The grain of the stone also presented some challenges laying out the work.
“We usually run our seams at 90°,” Swartout says. “In this situation, we ran our seam on the 45° angle from corner-to-corner so we’d have the grain going into each other, instead of going in two different directions.”
Installation was fairly straightforward, he adds, although there were some small problems with an uneven cabinet top and with getting the grain to match in one corner.
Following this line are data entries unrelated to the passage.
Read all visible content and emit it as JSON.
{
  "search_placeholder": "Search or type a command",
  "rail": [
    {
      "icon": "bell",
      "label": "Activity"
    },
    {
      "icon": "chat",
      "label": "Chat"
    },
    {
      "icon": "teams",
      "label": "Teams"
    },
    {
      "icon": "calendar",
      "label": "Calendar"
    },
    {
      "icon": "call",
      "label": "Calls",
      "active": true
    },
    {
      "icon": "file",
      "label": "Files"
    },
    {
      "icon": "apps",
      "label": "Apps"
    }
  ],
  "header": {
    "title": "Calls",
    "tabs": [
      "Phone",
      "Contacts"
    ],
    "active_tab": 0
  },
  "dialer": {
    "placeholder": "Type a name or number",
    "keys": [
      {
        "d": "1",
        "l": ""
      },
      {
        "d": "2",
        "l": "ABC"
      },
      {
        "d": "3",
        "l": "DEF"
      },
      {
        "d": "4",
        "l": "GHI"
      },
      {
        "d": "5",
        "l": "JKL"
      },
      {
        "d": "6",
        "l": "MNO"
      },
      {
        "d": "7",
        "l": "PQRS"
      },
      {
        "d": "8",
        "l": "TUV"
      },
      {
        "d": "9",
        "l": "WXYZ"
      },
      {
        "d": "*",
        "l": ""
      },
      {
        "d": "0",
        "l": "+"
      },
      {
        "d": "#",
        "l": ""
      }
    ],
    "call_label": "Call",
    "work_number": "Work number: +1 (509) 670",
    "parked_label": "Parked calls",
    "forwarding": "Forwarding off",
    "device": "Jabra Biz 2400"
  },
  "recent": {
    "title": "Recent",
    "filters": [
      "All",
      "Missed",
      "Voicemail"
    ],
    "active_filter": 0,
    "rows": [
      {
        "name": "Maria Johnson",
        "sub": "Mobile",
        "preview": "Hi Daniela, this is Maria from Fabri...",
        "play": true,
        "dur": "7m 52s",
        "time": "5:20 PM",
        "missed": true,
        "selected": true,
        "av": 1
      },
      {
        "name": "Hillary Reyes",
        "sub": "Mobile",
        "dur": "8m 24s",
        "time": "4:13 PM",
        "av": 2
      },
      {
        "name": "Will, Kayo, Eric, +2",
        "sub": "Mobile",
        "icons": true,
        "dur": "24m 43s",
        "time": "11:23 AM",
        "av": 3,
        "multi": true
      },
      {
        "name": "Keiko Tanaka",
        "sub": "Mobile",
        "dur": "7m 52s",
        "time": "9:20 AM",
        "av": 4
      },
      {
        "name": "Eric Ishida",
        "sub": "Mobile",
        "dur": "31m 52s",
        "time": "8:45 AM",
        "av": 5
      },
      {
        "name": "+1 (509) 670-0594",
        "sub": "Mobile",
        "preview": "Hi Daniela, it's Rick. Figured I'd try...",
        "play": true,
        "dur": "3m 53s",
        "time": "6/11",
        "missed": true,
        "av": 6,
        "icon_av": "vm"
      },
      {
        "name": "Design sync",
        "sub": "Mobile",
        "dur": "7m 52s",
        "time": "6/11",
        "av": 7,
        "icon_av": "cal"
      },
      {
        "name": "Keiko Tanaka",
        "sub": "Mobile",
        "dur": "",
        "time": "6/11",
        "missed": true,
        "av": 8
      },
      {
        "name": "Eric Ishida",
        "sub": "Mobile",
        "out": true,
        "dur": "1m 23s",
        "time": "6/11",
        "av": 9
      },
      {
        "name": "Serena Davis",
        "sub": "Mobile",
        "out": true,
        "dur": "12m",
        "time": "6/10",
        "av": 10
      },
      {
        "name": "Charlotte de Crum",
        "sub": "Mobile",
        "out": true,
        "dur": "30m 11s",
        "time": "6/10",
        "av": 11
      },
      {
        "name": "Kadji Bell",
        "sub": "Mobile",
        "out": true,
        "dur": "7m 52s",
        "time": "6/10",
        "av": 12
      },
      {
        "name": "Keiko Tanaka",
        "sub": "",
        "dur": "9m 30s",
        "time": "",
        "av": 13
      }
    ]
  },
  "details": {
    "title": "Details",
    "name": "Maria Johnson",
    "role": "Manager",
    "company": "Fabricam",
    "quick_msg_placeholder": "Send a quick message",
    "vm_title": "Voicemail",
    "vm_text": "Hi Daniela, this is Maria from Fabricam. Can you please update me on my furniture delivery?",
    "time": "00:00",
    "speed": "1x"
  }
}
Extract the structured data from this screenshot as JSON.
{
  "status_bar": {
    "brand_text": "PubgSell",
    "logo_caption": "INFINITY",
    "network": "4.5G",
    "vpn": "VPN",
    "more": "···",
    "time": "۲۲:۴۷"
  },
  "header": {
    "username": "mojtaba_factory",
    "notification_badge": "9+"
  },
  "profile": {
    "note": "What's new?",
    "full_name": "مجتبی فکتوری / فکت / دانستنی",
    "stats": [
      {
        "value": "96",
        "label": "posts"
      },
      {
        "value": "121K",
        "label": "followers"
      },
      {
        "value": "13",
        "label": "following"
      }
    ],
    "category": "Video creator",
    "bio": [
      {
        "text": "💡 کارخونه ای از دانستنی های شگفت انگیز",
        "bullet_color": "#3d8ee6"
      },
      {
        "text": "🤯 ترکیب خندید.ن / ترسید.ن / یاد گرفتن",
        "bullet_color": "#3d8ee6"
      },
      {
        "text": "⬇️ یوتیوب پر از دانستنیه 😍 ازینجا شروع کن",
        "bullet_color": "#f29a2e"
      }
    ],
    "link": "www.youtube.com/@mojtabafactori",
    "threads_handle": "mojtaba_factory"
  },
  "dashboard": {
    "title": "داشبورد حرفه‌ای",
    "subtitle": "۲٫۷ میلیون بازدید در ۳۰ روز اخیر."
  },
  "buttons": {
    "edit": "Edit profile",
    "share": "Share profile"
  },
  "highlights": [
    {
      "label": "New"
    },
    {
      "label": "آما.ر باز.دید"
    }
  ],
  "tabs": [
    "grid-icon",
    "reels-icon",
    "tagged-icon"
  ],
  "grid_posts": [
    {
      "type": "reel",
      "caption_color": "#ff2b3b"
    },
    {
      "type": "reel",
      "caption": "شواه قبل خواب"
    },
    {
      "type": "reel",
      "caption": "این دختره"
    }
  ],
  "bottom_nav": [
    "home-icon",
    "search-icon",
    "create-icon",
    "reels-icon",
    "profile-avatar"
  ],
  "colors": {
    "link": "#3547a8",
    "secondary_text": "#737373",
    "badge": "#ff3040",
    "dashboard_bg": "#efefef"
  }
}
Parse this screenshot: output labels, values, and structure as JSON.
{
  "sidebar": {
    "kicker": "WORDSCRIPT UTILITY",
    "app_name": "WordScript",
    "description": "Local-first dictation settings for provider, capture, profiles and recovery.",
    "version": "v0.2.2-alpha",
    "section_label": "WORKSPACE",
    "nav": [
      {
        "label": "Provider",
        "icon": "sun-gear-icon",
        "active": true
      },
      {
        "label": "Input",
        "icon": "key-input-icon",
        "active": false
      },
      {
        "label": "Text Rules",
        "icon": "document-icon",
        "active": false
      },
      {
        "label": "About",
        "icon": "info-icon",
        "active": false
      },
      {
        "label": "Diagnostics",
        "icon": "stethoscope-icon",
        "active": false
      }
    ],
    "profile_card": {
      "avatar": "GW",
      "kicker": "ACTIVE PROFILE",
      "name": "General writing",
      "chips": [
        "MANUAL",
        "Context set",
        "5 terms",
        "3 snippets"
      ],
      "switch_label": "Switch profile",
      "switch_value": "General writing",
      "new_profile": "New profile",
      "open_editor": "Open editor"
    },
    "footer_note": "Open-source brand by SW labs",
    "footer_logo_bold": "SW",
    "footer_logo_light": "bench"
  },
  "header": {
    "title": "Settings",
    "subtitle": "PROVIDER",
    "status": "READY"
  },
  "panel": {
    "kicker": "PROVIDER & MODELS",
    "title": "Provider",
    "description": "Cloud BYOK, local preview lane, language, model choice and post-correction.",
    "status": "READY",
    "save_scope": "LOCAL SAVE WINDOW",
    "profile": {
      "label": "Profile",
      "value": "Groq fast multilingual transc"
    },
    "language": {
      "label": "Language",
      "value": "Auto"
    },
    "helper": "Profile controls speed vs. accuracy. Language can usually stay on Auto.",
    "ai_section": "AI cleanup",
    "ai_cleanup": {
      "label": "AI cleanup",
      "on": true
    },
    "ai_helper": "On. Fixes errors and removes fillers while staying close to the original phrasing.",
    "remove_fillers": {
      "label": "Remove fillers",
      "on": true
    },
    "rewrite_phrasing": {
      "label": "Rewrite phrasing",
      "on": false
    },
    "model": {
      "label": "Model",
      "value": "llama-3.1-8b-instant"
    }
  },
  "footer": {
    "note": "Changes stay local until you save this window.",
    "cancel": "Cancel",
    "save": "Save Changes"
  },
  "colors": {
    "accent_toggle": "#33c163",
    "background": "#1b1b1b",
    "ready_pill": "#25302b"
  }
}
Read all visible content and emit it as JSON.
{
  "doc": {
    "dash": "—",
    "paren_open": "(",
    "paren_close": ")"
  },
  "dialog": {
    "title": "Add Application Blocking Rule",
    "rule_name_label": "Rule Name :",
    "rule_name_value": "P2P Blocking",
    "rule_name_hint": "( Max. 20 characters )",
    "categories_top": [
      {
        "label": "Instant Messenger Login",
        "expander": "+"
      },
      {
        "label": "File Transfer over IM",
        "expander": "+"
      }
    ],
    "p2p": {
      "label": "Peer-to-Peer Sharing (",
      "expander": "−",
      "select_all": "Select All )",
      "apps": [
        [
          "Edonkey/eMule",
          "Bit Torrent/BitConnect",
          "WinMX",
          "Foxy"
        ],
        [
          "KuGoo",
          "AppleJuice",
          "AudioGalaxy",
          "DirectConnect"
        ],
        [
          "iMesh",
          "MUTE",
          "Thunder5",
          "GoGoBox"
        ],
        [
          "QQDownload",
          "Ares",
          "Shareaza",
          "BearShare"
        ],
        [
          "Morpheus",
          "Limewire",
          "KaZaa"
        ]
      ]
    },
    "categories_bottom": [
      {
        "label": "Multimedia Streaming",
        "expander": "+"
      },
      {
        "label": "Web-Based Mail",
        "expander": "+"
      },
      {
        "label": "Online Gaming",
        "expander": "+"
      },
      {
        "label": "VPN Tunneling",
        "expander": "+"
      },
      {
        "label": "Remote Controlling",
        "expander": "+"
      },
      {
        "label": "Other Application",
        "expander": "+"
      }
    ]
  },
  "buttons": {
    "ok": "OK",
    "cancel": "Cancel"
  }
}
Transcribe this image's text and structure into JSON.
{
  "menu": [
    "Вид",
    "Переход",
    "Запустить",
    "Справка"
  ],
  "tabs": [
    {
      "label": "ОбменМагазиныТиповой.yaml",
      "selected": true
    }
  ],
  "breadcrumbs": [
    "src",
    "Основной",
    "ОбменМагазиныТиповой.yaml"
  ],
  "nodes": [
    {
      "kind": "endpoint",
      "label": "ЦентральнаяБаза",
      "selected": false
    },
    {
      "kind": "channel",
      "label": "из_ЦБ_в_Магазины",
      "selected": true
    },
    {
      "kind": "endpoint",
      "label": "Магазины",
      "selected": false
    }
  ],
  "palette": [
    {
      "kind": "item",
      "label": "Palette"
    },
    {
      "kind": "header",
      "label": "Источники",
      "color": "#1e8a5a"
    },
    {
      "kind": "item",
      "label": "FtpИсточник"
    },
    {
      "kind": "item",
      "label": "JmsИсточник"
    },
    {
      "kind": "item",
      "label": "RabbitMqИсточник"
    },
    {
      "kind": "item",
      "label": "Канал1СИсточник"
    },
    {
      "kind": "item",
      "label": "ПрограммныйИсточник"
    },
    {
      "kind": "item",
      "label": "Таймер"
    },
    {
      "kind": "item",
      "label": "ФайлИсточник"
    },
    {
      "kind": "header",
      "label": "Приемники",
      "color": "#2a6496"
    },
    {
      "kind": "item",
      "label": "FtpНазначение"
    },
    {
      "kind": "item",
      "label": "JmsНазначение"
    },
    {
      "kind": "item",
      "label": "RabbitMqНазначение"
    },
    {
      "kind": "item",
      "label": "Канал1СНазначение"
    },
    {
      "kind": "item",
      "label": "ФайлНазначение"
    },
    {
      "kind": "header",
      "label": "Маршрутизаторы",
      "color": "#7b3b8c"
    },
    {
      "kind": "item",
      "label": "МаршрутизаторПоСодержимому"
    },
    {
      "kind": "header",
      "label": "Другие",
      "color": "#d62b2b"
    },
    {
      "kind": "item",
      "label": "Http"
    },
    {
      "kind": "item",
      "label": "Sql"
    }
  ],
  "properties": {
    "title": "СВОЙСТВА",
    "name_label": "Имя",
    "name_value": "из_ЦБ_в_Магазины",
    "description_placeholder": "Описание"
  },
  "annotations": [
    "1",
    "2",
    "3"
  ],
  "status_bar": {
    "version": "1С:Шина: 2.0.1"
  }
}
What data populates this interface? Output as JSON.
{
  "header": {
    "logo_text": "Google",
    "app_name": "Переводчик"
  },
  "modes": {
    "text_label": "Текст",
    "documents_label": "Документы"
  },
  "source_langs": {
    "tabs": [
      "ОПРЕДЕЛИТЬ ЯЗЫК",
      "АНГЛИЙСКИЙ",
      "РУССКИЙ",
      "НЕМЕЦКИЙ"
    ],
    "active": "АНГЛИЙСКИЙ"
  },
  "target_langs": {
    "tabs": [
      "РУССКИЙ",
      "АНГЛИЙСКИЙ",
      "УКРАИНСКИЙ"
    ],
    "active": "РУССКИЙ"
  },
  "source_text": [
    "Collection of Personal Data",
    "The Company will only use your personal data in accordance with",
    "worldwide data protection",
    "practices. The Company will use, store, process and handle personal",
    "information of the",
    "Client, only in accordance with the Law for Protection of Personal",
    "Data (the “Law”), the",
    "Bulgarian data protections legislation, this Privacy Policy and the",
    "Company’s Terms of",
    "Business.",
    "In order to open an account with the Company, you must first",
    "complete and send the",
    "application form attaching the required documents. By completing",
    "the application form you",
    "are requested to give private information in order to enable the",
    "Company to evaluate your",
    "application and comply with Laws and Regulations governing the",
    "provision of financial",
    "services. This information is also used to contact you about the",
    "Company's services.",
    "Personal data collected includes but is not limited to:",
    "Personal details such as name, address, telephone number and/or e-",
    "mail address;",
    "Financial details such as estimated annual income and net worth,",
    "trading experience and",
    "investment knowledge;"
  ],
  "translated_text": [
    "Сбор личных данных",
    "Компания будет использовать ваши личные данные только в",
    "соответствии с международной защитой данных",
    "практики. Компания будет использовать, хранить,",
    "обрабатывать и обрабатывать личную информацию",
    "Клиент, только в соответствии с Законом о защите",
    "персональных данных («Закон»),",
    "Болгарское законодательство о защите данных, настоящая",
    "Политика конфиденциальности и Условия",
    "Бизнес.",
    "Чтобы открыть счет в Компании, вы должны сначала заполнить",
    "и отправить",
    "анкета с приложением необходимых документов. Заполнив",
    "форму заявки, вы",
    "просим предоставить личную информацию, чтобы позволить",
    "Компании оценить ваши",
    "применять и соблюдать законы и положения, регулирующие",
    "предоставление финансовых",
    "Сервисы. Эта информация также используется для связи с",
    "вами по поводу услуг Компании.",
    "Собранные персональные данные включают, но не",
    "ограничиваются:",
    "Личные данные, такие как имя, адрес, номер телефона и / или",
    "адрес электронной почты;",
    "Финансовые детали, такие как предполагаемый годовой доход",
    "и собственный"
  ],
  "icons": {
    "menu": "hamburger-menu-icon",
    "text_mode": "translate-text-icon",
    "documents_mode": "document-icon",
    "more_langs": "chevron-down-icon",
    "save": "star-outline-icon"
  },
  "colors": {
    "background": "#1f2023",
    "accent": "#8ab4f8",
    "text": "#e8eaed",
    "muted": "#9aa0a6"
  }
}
“The scheduling was fine, although it was tight,” says the winery’s Normann. “They really did try to work with us, and that was beneficial. We had a definite weekend to open, and I don’t know if a lot of other places would have worked so diligently with our time schedule.”
Unfortunately, due to other reasons, the business didn’t make its initially scheduled opening, and by the time the winery did unveil its new facility – at Thanksgiving last year – Bennett had been called on to add a Crema Bordeaux backsplash to the back bar in the wine-tasting room, and three matching windowsills.
“We’ve really got granite everywhere,” concludes Normann. She adds that because of the multitude of colors in the stone and its resin finish, she’s confident it will stay looking new for years to come.
“And, the customers just love it; we get oohs-and-aahs all the time.”
Client: Sweet Cheeks Winery, Crow, Ore.
Fabricator/Installer: Bennett Stone & Tile, Eugene, Ore.
This article first appeared in the October 2006 print edition of Stone Business. ©2006 Western Business Media Inc.